Covid-19: hospitals brace for disaster as US surpasses China in number of casesBMJ 2020; 368 doi: https://doi.org/10.1136/bmj.m1278 (Published 27 March 2020) Cite this as: BMJ 2020;368:m1278
The US has become the country with the most confirmed cases of covid-19 with 86 762 diagnoses on the morning of 27 March—more than China or Italy—and 1306 deaths. The rise in cases is steeper in the US than in any other large country.
Almost half of US cases are in the state of New York while neighbouring New Jersey has the second most cases. Texas and some other states now require people coming from New York to self-quarantine. But there are multiple cases in every US state and every sizeable city, with prominent clusters in New Orleans, Detroit, Chicago, Miami, Atlanta, and the Denver region.
As US hospitals brace for a deluge of patients, they must grapple with a particularly acute shortage of personal protective equipment (PPE). In hard hit areas like New York and Oakland, California, some hospitals have given staff one mask and told them to look after it indefinitely.
But the shortage is being felt even in states where covid-19 has yet to make a large impact. In Oklahoma, with 250 cases, health secretary Jerome Loughridge said at a briefing that the state will run out of PPE in nine days.
The federal government has already run out. Large companies such as 3M and Ford have volunteered to switch production capacity to protective equipment and ventilators, but the quantities promised fall far short of those demanded by states. President Trump is resisting calls to apply a wartime law to commandeer production.1
Across the country, state governors and hospitals are appealing to local building firms and hairdressers for their supplies. Several governors have complained that states are bidding against each other and the federal government for PPE, succeeding only in driving up prices.

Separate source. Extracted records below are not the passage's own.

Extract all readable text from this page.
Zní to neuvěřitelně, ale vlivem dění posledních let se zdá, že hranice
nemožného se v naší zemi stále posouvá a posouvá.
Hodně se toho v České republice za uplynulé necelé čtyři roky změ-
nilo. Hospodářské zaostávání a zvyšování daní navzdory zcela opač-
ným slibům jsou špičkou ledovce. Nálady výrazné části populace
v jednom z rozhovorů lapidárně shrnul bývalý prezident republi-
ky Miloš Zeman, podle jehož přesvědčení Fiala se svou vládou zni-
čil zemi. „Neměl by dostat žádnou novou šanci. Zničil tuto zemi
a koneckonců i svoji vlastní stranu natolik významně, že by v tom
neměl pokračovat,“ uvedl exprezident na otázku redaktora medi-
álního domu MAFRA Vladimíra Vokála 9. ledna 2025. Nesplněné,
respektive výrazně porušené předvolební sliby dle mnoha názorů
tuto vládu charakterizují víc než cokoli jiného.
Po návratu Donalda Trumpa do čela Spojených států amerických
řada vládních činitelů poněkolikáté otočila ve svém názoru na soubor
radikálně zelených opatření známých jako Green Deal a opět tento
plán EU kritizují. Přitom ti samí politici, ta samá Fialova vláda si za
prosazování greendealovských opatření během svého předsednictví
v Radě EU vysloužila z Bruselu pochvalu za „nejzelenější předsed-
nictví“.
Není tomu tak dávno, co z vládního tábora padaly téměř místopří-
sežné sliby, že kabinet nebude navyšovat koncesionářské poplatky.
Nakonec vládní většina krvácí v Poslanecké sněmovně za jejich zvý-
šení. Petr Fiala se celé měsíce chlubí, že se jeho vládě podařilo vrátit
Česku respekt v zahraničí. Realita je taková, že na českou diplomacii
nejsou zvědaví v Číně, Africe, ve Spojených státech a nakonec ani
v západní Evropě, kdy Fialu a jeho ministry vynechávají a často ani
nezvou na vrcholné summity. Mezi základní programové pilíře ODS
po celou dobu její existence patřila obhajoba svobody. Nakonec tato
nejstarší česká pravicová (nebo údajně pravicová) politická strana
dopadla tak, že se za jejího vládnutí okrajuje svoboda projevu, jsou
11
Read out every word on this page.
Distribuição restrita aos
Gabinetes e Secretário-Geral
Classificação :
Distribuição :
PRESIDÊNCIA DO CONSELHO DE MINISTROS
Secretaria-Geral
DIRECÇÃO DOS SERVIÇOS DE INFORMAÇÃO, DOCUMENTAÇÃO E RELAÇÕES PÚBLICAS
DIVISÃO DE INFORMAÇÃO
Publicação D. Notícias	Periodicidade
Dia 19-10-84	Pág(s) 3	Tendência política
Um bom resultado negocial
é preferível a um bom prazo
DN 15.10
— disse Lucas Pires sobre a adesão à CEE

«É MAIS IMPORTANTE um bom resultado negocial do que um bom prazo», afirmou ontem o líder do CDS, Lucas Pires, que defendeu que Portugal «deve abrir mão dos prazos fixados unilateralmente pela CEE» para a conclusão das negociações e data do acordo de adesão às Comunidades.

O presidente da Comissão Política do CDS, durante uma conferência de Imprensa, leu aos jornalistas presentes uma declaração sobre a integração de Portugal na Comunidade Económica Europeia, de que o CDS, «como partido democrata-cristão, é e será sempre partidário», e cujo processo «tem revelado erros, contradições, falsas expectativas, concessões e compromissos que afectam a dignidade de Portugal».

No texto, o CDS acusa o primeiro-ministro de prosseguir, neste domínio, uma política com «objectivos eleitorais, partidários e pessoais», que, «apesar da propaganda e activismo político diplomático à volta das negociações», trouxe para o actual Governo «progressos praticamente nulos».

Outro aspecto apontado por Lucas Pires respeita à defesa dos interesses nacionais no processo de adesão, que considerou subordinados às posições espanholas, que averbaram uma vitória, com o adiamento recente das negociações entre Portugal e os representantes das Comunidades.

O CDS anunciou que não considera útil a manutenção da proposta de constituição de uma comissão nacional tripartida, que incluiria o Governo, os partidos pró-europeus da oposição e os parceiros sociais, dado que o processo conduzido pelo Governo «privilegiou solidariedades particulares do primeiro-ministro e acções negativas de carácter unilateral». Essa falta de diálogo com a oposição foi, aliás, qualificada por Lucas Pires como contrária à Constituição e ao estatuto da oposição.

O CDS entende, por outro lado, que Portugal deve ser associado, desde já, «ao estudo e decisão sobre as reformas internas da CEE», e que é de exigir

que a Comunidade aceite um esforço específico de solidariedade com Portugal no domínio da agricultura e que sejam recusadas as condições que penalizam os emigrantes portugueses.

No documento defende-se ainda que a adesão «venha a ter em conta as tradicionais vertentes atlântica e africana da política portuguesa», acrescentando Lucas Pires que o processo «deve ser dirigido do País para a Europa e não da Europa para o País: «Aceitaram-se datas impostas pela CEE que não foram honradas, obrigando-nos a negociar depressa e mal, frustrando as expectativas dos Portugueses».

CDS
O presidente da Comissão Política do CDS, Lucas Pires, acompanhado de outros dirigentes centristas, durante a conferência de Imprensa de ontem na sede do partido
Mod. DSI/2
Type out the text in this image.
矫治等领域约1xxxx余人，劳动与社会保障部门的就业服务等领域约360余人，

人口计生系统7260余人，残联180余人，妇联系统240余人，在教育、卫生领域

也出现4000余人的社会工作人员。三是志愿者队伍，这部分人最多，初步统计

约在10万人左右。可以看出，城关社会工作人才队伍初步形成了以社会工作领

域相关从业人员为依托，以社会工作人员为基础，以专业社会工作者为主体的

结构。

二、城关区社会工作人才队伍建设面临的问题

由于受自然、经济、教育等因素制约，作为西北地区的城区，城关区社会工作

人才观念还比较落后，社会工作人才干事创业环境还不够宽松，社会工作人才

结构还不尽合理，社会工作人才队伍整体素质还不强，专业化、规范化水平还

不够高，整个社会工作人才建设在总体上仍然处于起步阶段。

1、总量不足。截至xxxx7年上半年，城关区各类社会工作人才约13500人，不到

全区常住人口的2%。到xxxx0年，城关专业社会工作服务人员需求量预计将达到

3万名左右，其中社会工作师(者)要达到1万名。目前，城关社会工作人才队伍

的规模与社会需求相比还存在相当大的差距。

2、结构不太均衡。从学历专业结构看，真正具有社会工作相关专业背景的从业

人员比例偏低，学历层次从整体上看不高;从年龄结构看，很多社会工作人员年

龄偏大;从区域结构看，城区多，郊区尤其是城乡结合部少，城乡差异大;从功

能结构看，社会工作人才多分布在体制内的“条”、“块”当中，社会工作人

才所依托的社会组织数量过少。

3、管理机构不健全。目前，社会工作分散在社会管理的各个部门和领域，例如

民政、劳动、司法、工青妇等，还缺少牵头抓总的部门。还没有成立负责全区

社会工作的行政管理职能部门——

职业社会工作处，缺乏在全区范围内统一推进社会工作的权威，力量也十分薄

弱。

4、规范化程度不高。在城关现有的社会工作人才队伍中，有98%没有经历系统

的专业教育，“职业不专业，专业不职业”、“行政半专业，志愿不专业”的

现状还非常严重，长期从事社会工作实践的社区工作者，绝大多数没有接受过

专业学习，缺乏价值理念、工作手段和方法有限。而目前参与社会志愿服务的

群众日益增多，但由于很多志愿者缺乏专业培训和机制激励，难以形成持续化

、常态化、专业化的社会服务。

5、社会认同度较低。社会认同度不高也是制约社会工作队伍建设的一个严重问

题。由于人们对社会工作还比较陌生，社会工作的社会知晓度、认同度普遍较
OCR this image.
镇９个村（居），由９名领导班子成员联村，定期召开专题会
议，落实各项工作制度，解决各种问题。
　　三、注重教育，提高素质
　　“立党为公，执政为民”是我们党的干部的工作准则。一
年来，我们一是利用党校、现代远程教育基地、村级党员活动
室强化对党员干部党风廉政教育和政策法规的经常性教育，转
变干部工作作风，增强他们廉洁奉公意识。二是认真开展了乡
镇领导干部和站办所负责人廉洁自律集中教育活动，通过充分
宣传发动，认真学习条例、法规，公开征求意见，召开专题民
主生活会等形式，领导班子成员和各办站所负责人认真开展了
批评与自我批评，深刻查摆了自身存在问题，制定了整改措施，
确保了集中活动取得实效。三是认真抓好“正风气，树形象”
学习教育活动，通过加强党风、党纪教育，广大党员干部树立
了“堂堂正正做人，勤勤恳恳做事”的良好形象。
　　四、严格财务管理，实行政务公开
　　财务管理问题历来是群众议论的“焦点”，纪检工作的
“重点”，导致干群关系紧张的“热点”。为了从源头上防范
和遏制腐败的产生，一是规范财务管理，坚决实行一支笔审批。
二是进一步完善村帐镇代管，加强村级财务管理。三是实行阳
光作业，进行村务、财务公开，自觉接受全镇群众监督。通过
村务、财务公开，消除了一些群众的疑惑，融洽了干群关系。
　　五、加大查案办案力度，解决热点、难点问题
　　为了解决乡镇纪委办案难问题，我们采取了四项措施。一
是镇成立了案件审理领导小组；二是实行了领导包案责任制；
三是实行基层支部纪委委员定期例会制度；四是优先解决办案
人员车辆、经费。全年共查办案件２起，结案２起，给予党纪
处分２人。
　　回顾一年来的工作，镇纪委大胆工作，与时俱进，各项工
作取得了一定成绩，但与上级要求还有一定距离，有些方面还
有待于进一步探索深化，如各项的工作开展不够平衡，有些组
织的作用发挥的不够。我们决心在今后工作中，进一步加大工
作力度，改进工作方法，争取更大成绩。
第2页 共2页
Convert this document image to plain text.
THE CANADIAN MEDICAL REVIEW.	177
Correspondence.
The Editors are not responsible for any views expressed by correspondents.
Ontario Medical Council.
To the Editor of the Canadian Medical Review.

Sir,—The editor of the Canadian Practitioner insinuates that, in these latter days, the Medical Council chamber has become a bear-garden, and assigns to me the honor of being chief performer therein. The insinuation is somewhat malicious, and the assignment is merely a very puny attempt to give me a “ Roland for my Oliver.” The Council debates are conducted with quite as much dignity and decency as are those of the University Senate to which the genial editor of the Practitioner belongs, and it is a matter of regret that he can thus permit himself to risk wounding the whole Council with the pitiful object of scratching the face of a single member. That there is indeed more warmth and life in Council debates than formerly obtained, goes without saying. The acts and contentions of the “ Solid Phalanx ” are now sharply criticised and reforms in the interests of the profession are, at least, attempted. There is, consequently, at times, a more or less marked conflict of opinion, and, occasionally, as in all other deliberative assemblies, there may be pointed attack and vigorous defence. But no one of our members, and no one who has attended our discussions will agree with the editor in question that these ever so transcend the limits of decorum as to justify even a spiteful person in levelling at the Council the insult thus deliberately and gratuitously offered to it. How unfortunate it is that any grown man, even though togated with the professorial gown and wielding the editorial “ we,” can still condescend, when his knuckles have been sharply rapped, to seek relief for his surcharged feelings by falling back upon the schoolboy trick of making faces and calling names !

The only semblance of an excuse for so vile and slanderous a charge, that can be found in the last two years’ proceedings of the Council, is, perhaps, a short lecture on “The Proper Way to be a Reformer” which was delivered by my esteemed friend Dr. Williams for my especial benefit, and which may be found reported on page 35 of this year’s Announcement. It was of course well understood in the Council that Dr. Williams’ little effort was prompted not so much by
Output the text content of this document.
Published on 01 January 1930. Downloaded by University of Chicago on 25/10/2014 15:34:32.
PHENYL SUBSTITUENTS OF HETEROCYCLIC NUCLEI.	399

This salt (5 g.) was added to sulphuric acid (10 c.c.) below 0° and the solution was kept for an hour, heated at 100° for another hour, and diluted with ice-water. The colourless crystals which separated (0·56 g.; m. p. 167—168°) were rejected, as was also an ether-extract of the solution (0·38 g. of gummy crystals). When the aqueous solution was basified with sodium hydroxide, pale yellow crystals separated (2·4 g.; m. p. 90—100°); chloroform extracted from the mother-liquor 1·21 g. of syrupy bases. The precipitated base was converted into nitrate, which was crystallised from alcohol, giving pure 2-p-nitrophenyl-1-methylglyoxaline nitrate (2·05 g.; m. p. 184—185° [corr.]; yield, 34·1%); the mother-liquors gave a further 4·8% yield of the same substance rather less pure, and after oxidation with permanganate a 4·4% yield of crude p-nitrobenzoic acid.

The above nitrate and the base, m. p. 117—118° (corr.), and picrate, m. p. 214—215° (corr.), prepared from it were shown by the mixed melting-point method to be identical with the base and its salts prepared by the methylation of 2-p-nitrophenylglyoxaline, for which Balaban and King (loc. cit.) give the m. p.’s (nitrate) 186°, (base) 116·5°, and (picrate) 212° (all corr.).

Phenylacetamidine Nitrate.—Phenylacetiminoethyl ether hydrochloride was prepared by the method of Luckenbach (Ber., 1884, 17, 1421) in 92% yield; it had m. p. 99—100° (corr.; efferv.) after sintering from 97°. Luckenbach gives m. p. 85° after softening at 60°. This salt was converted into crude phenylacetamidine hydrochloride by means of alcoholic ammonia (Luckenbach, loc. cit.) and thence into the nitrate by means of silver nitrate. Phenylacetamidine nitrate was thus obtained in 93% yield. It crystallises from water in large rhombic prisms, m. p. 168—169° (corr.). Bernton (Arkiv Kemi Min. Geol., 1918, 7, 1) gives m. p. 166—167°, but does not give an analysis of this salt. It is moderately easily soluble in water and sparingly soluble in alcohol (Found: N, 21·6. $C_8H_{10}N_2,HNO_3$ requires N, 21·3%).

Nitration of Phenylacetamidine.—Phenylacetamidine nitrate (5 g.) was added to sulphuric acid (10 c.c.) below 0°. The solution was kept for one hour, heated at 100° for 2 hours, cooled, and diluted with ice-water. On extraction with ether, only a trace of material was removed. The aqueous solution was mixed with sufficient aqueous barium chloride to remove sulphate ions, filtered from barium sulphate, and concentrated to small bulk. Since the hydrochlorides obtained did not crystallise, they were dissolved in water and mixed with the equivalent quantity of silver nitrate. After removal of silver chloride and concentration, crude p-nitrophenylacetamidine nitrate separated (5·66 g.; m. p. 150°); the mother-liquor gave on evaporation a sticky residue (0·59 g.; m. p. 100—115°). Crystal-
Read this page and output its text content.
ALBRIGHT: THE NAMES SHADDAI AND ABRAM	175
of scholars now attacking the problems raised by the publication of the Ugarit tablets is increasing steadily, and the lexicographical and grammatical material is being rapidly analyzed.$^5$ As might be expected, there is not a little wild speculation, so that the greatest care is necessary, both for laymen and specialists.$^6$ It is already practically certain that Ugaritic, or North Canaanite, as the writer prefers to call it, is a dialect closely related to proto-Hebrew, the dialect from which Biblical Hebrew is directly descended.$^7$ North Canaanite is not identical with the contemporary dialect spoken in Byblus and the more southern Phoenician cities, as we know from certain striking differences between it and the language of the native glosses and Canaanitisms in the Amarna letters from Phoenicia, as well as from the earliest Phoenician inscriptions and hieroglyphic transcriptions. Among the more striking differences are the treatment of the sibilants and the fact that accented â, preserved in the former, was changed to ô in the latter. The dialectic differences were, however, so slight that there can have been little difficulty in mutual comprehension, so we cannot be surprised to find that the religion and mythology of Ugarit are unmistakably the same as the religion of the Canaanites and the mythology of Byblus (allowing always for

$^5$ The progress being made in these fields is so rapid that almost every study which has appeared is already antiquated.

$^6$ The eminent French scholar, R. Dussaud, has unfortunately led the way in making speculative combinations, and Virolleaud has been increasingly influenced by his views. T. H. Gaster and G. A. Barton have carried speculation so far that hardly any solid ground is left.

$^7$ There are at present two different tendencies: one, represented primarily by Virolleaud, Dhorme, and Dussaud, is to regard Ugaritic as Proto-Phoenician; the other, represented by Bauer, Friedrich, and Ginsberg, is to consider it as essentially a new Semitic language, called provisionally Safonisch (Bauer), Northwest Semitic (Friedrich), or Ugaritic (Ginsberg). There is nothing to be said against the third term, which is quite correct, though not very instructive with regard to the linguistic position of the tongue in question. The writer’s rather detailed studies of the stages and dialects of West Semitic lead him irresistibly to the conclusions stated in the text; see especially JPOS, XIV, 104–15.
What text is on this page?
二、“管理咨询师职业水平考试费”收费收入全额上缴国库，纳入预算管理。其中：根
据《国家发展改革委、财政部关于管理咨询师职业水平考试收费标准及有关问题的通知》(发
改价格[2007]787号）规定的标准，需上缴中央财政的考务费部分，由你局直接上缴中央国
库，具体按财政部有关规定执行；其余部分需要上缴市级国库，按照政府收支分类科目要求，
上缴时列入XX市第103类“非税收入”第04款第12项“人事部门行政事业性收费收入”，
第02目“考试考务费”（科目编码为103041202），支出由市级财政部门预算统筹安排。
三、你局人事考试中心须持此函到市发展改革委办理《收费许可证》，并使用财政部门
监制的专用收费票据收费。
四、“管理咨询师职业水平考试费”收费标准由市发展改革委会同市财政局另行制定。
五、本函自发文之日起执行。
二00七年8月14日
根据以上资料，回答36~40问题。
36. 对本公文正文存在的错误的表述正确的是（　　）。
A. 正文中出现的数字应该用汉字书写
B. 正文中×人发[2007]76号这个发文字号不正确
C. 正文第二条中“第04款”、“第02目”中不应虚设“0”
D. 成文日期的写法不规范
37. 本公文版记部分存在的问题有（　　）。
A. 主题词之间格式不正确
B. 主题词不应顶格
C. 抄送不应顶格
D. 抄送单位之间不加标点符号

“I can’t find any more equipment. It’s not a question of money,” said New York governor Andrew Cuomo.
The shortage has forced hospitals to consider universal “do not resuscitate” orders for covid-19 cases, irrespective of patient or family wishes. The close patient contact of resuscitation brings too much risk to vital staff, some hospitals argue, and consumes too much PPE.
“It’s a major concern for everyone,” Richard Wunderink, intensive care medical director at North western Memorial Hospital in Chicago, told the Washington Post. “This is something about which we have had lots of communication with families, and I think they are aware of the grave circumstances.”
So far, do not resuscitate orders are voluntary but encouraged. In Washington, DC, George Washington University Hospital told staff to continue resuscitating covid-19 patients for now, but through a plastic sheet. At the University of Washington Medical Center in Seattle, staff still respond to a “code blue,” but in smaller teams.
In New York, where Governor Cuomo said that cases are doubling every three days, hotels and university dorms are to be transformed into hospitals.
Cuomo railed against the federal government’s dispatch of 400 ventilators to his state, saying he needed 30 000. Hours later, the number rose to 2000 and then 4000 from a national stockpile of about 16 600.
The governor promised other states that New York would pass on surplus ventilators when its crisis abated. But to the federal government his message was harsher. “You pick the 26 000 people who are going to die,” said Cuomo.